The Classical approach of balanced budget was based on the assumption that full employment is the normal condition in the economy. They were of the view that a deficit budget is to be financed only by borrowings. Government borrowings in a situation of full employment withdraw resources from more productive and efficient uses in the private sector to most likely unproductive use in the public sector. The Classical writers were against the expansion of governmental activities, They were of the view that a deficit budget leads to devaluation of the currency. So they always emphasized on the small size of the government and a balanced budget.

The Classical view did not recognize the prevention of unemployment and control of economic fluctuations through the use of budgetary actions. But the Keynesian view held that full employment is not a normal condition, and there remains some frictional or under employment in the economy. So, to ensure higher level of employment and control the economic fluctuations, a flexible budgetary policy is needed.
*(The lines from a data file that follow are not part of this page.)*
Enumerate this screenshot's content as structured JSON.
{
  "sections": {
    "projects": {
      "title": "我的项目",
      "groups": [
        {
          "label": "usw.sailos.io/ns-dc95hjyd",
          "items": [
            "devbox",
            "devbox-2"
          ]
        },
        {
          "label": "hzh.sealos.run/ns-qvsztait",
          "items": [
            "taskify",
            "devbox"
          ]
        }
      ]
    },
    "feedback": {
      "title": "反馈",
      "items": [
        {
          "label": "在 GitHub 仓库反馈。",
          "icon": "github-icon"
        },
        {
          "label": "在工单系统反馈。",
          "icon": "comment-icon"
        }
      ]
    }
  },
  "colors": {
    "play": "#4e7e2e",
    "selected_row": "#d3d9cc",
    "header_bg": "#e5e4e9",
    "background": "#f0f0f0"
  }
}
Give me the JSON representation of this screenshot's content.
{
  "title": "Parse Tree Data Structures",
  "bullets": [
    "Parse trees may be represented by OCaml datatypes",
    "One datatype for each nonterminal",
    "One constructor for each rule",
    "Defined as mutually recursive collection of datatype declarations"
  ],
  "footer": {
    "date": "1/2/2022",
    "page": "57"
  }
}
2. The Modern Approach (Managed Budget)


It has been accepted now that the annual balanced budget as favored by the Classical writers, is irrelevant in a situation of unemployment and other economic instabilities as well as in context of the developing countries. Economists like Keynes, Hansen, Lerner, Dalton and Beveridge argued that the budgetary policy should aim at attaining the optimum level of employment of resources and steady growth of the economy. For this, they advocate a managed approach in budgeting as per the need of the economy.

The Modern approach of budgetary theory developed with the contemporary interest in the problems of economic cycles. The modern approach held that government should not be worried to balance the budget annually. It may be balanced over the entire period of the business cycle. Thus during the period of depression or recession a deficit budget is desirable. Taxes should be decreased and expenditure be increased with mainly by borrowings to stimulate the economy by increasing effective demand. While in the situation of prosperity and boom, a moderate surplus budget is desirable. In such situation, taxes should be increased and expenditure be decreased as far as possible, and the debts are to be repaid with the surplus budget.

So far as the budgeting in the developing countries is concerned, the modern approach relates it with the development objectives. Budget in the developing countries is preferred to be deficit to a considerable extent so as to promote financial resource mobilization and increase investments on greater and productive utilization of the productive resources.